Long-lived light holes in GaAs/AlGaAs multiple quantum wells
Abstract
The carrier dynamics of electron-hole radiative recombination rates in quantum wells is of primary importance from physics point of view and in devices. The decay rates give the signature of the available channels (electron-phonon interaction, electronelectron) through which excited electrons and holes cascade towards the bottom of the conduction and valence subbands. Identifying these channels and finding ways to extend carrier lifetimes would possibly lead to the realization of bose condensation through bi-excitons in quantum wells. On the practical side the speed of modulation of p-n junction diode lasers is affected by this recombination rate while in quantum cascade lasers, the lasing action is facilitated by a long-lived metastable conduction electron state. Previous investigations on the radiative lifetimes of carriers in semiconductor quantum wells have concentrated on the dynamics of the excited conduction electrons.
One primary reason is that it has been contended that the holes rapidly thermalize or cascade towards the top of the valence band at a faster rate than electrons. The deexcitation process for the holes is thought to come from interaction of the holes with the rough walls of the barrier (i.e. acoustic phonons). This is also the argument used in explaining why only the excitonic recombination of the conduction band and heavy hole (1C-1HH) is normally seen in the photoluminescence (PL) spectra of GaAs/AlGaAs quantum wells.
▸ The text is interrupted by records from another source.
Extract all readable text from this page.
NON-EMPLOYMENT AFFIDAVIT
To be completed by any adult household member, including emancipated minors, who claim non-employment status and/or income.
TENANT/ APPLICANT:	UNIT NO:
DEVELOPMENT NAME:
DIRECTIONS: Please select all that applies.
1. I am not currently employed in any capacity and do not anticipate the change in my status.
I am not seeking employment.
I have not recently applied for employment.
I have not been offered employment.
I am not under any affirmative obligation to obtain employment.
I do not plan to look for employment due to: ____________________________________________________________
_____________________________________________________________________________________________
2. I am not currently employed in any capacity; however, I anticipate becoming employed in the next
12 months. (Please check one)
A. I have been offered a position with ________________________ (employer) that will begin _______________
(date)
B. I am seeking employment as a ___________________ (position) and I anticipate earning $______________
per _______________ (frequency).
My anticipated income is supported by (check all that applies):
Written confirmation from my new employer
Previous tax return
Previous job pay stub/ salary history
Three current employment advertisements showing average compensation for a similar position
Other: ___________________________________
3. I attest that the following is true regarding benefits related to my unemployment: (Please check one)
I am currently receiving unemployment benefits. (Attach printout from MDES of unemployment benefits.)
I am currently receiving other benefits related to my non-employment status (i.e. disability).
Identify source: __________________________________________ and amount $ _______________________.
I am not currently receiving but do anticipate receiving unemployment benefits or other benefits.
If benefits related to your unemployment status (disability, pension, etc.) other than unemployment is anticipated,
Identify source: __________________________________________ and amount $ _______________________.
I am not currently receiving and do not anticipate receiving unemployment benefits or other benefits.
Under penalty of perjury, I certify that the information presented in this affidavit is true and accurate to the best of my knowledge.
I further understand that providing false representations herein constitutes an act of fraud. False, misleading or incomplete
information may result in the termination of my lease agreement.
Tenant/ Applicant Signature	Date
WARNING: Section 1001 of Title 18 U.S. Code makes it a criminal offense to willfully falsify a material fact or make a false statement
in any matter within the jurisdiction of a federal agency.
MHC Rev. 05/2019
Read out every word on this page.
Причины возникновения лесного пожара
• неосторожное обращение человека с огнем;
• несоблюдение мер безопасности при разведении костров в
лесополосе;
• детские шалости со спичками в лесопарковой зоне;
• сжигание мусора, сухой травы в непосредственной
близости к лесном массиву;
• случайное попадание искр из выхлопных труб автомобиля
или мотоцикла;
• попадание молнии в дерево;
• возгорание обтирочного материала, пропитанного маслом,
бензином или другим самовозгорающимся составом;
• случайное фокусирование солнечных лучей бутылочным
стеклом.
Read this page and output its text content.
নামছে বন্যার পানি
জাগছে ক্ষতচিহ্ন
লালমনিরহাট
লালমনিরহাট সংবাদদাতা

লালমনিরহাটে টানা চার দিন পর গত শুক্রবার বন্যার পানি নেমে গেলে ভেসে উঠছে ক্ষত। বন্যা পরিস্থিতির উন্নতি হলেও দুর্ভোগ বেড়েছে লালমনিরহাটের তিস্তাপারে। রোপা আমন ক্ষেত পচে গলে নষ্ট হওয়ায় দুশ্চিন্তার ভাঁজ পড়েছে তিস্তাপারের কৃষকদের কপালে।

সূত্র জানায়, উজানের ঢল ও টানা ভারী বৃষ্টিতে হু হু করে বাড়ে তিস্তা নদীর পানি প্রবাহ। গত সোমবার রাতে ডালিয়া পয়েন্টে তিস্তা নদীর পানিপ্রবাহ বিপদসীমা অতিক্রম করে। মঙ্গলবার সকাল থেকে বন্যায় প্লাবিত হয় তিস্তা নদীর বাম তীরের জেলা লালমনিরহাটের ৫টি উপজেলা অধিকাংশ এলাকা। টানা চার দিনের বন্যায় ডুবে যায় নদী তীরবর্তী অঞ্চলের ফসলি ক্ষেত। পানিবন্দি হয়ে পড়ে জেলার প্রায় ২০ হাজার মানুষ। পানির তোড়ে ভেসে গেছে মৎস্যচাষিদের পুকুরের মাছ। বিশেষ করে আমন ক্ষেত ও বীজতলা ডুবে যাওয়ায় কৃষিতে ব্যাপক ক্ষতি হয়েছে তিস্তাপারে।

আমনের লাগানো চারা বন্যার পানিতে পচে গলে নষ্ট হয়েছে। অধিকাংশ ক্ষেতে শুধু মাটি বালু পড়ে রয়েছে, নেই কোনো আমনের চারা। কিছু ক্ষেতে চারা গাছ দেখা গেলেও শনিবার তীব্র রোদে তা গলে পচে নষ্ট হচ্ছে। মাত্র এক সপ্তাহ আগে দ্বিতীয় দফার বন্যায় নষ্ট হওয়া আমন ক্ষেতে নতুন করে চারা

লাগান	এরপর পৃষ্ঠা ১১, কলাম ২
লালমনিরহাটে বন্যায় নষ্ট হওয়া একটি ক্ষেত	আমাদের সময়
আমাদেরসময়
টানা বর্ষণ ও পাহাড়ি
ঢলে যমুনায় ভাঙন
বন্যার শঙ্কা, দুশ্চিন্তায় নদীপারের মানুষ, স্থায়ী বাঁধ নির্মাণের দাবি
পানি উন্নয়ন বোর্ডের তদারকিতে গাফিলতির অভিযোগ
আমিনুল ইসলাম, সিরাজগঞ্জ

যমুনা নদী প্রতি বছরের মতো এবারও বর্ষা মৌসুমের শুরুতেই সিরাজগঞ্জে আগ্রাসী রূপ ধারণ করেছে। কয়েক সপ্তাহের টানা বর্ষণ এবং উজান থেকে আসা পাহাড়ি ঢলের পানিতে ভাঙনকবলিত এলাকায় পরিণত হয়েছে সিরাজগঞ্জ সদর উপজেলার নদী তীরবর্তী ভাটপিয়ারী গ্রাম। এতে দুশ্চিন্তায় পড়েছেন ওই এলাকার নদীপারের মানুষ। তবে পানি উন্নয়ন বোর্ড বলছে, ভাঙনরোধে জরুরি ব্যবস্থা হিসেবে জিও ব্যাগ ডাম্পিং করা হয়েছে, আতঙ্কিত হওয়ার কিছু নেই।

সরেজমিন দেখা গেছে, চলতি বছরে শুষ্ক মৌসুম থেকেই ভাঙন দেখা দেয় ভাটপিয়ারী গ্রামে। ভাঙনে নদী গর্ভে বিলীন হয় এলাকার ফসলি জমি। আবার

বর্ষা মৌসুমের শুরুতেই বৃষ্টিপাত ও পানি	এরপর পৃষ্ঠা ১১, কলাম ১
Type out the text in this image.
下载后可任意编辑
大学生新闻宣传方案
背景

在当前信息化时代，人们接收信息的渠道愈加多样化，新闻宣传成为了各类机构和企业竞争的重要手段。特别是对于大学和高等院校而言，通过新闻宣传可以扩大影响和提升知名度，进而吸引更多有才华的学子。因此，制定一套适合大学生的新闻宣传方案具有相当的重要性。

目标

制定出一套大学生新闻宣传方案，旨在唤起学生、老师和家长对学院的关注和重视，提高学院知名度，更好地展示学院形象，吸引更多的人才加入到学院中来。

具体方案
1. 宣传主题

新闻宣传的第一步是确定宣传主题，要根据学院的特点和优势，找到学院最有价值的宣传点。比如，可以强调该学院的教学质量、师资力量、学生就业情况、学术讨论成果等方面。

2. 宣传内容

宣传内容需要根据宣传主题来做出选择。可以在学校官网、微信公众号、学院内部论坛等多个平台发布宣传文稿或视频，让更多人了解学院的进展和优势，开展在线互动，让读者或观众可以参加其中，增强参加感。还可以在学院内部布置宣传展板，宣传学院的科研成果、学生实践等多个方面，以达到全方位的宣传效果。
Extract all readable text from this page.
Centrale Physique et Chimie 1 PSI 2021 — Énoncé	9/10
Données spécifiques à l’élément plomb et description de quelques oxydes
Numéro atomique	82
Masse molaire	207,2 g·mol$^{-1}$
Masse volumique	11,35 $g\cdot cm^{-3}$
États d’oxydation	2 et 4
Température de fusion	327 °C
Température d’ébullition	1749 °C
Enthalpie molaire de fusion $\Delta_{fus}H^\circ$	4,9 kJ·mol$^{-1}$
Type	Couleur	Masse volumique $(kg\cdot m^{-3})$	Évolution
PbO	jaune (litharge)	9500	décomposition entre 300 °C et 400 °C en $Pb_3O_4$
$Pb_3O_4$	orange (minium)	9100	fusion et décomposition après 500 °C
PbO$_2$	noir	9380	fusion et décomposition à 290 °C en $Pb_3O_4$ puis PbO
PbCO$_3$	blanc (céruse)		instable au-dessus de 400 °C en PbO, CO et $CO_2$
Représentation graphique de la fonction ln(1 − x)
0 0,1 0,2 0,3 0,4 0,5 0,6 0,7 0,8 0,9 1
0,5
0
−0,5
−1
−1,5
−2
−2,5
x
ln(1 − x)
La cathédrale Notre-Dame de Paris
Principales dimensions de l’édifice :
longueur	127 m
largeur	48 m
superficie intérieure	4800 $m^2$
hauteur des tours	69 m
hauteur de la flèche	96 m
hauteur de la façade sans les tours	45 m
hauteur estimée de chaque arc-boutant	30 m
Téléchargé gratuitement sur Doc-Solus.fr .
In this study, we use time resolved photoluminescence spectroscopy to investigate the behavior of the excited light hole (LH) states in a GaAs/AlGaAs quantum well. The room temperature CW photoluminescence spectrum of the sample displays both the 1C-1HH and 1C-1LH transition at room temperature. This indicates that the acoustic phonons may not be effective in thermalizing the holes for this sample. We observed a long decay rate of the 1C-1HH PL signal when the energy of the pump beam is not in resonance with the 1C-1LH + 1LO phonon. Tuning the pump beam in resonance shows a drastic reduction in the time decay of the PL signal. These results indicate that the excited holes in the 1LH state can also be long-lived.